Bookkeeper or Accountant? When, why and how…

All businesses require both bookkeeping and accounting but what is the real difference and when do you need a bookkeeper or an accountant? Both have specialised experience and knowledge for the tasks they perform. So let’s breakdown some of the perceived barriers here..

What is bookkeeper? What is an accountant?

The bookkeepers job is to manage the day-to-day financial applications of the business. At the end of the financial year, they then hand over a tidy set of accounts to the accountant to make year-end adjustments for things like depreciation, FBT, home office expenses etc., and prepare tax returns and financial reports.

For income tax or business structure related tasks, this falls into the domain of the accountant. Their role is to make sure you are meeting your tax obligations.

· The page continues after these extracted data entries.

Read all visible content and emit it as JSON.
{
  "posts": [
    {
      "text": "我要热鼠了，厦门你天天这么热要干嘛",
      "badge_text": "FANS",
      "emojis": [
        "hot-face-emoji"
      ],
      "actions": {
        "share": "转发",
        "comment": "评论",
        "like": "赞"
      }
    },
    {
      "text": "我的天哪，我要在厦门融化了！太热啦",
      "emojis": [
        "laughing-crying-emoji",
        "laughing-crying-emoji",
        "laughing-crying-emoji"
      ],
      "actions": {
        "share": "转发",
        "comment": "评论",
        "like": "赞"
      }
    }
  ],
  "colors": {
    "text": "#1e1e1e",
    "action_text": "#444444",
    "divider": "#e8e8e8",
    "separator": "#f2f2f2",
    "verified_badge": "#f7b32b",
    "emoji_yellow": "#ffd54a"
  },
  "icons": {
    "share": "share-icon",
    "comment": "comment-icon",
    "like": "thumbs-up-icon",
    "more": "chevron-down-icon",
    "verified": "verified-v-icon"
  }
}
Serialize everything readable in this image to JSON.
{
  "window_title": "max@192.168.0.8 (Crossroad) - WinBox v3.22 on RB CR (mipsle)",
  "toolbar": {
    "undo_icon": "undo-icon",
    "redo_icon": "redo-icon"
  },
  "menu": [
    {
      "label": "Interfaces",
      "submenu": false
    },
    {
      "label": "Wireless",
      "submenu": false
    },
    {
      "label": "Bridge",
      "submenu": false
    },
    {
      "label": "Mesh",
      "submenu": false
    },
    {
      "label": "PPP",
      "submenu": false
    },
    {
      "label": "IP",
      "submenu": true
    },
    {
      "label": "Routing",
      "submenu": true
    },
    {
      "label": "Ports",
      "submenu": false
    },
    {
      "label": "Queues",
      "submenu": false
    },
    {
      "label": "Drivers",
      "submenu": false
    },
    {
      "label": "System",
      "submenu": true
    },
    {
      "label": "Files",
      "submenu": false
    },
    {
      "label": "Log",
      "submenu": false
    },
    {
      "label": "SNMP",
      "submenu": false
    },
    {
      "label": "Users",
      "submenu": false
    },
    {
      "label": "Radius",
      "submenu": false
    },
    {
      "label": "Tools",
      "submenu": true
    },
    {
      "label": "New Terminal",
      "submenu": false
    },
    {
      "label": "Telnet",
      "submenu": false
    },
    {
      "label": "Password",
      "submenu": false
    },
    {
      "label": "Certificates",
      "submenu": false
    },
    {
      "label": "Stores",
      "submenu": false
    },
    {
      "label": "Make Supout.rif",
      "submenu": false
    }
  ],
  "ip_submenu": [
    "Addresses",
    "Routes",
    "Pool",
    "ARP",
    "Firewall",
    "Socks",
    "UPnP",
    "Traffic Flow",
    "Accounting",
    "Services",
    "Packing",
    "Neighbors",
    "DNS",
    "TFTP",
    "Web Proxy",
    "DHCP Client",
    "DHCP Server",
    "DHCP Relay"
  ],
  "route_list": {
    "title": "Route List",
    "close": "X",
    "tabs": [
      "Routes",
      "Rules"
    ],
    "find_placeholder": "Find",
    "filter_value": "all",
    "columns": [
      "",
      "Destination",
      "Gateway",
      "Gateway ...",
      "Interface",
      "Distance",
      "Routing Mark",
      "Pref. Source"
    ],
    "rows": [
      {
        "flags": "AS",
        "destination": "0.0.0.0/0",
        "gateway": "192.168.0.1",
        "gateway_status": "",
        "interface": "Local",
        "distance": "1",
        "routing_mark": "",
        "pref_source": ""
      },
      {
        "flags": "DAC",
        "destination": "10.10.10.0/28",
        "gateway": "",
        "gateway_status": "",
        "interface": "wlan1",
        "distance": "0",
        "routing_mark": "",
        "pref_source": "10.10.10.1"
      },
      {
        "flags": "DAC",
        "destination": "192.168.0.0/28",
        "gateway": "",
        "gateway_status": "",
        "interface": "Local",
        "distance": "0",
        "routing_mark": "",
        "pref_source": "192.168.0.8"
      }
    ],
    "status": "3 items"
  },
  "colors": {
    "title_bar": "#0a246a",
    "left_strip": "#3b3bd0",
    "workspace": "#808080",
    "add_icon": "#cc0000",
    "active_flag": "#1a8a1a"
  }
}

They ensure that the business’s accounts accurately reflect the position of the business, and that you are claiming everything you are legally entitled to claim.

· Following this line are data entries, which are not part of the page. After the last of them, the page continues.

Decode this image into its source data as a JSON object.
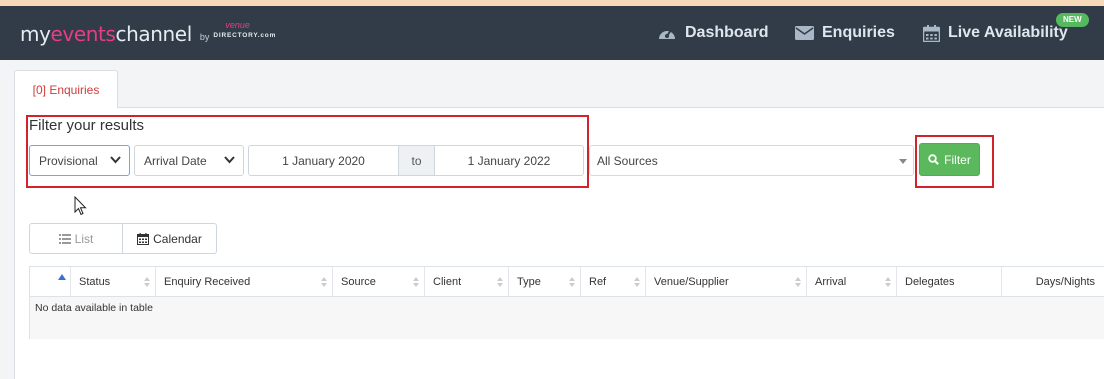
{
  "app": {
    "logo_my": "my",
    "logo_events": "events",
    "logo_channel": "channel",
    "logo_by": "by",
    "logo_venue": "venue",
    "logo_directory": "DIRECTORY.com"
  },
  "nav": {
    "items": [
      {
        "label": "Dashboard",
        "icon": "dashboard-gauge-icon"
      },
      {
        "label": "Enquiries",
        "icon": "envelope-icon"
      },
      {
        "label": "Live Availability",
        "icon": "calendar-icon",
        "badge": "NEW"
      }
    ]
  },
  "tabs": [
    {
      "label": "[0] Enquiries",
      "active": true
    }
  ],
  "filter": {
    "title": "Filter your results",
    "status_value": "Provisional",
    "date_type_value": "Arrival Date",
    "date_from": "1 January 2020",
    "date_separator": "to",
    "date_to": "1 January 2022",
    "sources_value": "All Sources",
    "button_label": "Filter"
  },
  "view_toggle": {
    "list_label": "List",
    "calendar_label": "Calendar"
  },
  "table": {
    "columns": [
      "",
      "Status",
      "Enquiry Received",
      "Source",
      "Client",
      "Type",
      "Ref",
      "Venue/Supplier",
      "Arrival",
      "Delegates",
      "Days/Nights"
    ],
    "empty_message": "No data available in table"
  },
  "colors": {
    "navbar": "#313c48",
    "accent_pink": "#ea3a8a",
    "badge_green": "#55b95d",
    "filter_green": "#5cb85c",
    "tab_red": "#d23a3a",
    "highlight_red": "#d0232c"
  }
}
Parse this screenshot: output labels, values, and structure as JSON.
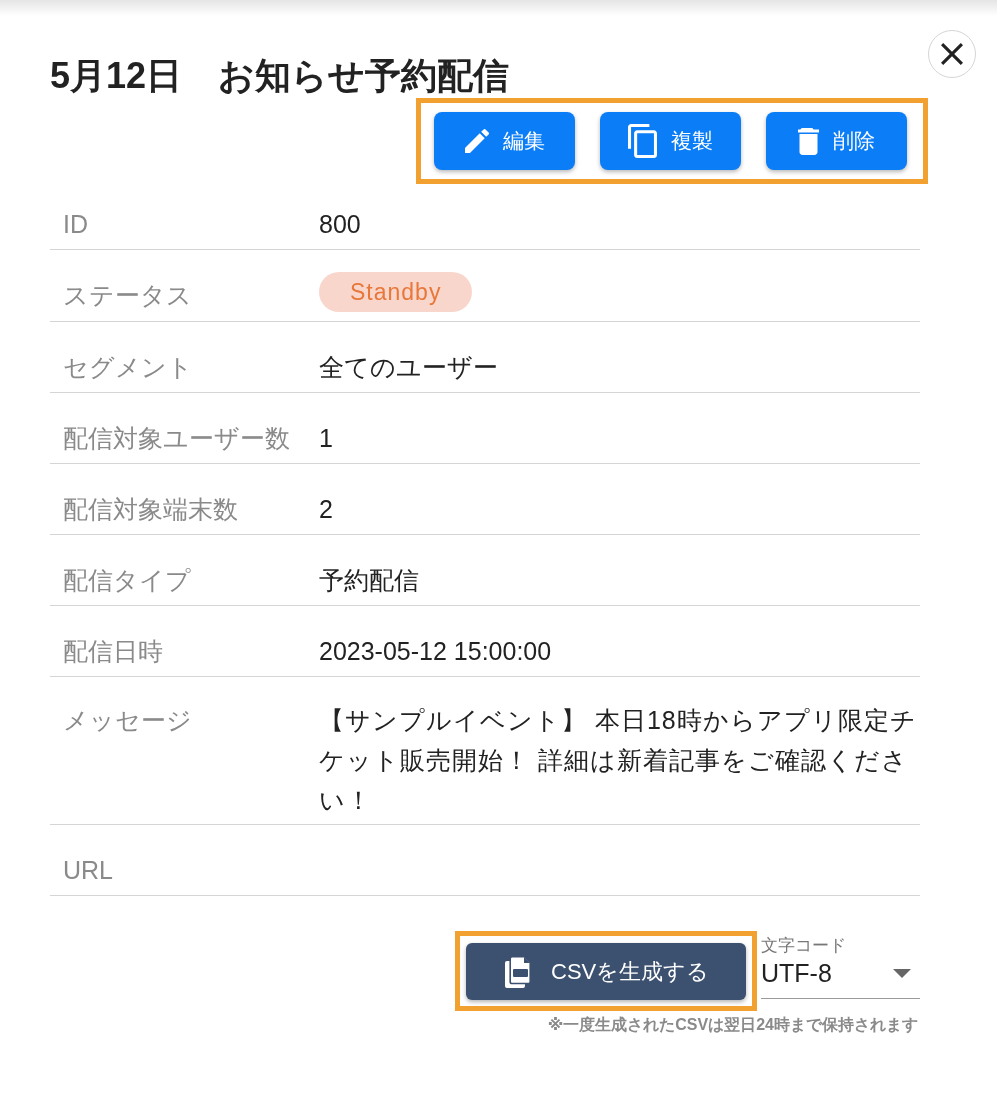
{
  "dialog": {
    "title": "5月12日　お知らせ予約配信"
  },
  "actions": {
    "highlighted": true,
    "buttons": [
      {
        "kind": "edit",
        "label": "編集"
      },
      {
        "kind": "duplicate",
        "label": "複製"
      },
      {
        "kind": "delete",
        "label": "削除"
      }
    ]
  },
  "details": [
    {
      "kind": "text",
      "label": "ID",
      "value": "800"
    },
    {
      "kind": "badge",
      "label": "ステータス",
      "value": "Standby"
    },
    {
      "kind": "text",
      "label": "セグメント",
      "value": "全てのユーザー"
    },
    {
      "kind": "text",
      "label": "配信対象ユーザー数",
      "value": "1"
    },
    {
      "kind": "text",
      "label": "配信対象端末数",
      "value": "2"
    },
    {
      "kind": "text",
      "label": "配信タイプ",
      "value": "予約配信"
    },
    {
      "kind": "text",
      "label": "配信日時",
      "value": "2023-05-12 15:00:00"
    },
    {
      "kind": "multiline",
      "label": "メッセージ",
      "value": "【サンプルイベント】 本日18時からアプリ限定チケット販売開始！ 詳細は新着記事をご確認ください！"
    },
    {
      "kind": "text",
      "label": "URL"
    }
  ],
  "export": {
    "highlighted": true,
    "button": "CSVを生成する",
    "encoding": {
      "label": "文字コード",
      "value": "UTF-8"
    },
    "note": "※一度生成されたCSVは翌日24時まで保持されます"
  }
}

Your accountant may also analyse the business’s financial reports, discuss with you its financial health and viability, and advise on how to improve business performance.

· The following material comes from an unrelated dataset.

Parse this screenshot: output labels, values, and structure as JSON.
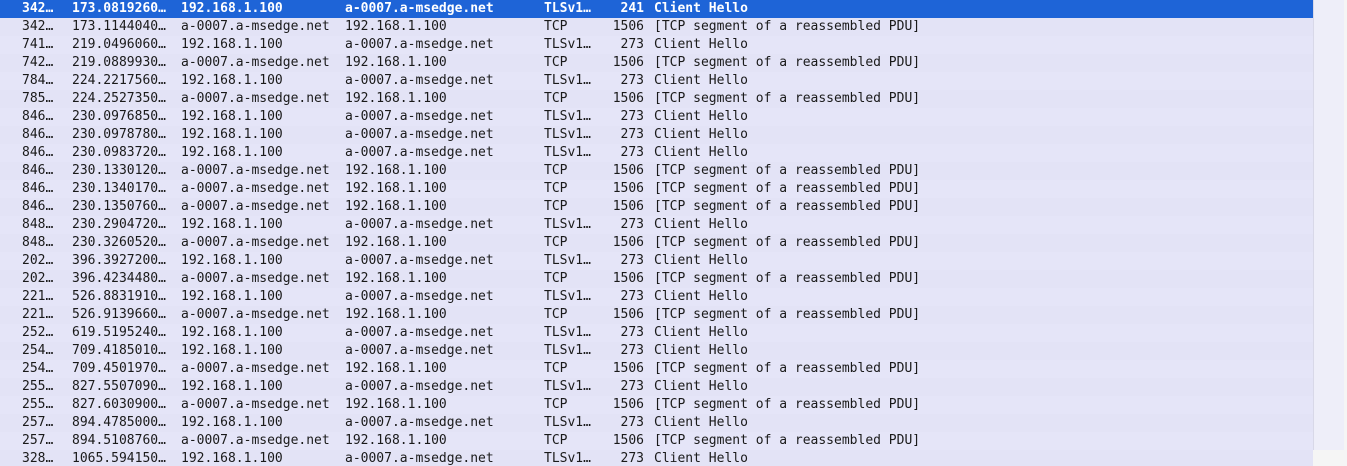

Accountants generally have an accounting degree and many have completed further study to become a Chartered Accountant or CPA. Whereas bookkeepers have often learned on the job and have many years’ experience, with many having also studied some accounting papers or qualifications, and are industry-certified.

Bookkeepers and accountants have a very synergistic relationship and, ideally, work well together for the benefit of their mutual client.

Why use a Bookkeeper in your business?

There are many upsides to the great technology now available, however, one of the downsides is that it is often portrayed as being easy to “do it yourself”.  Technology still relies on the systems being setup correctly from the start and the information being regularly checked and verified to ensure it is accurate and compliant.  

Incorrect data going in equals incorrect data going out, resulting in incorrect IR returns. It’s often a case of “you don’t know what you don’t know. For example, the rules around whether that coffee with a client or that travel booked through an online booking system is tax deductible, or how to treat the GST component.  IR does not accept ignorance as an excuse and can be pretty harsh when it comes to charging interest and penalties on incorrectly filed returns.  

Incorrect data also means that you are not getting accurate information on how your business is performing.  For example, if you code something to an asset account when it should have been an expense account, then your profit calculation will be wrong and your business will look like it is performing better than it actually is.  This is the information you are making important business decisions with and so it is extremely important that it is correct.

A great bookkeeper will get to know you and your business inside and out, becoming a valued member of your team as they work alongside you to help your business grow.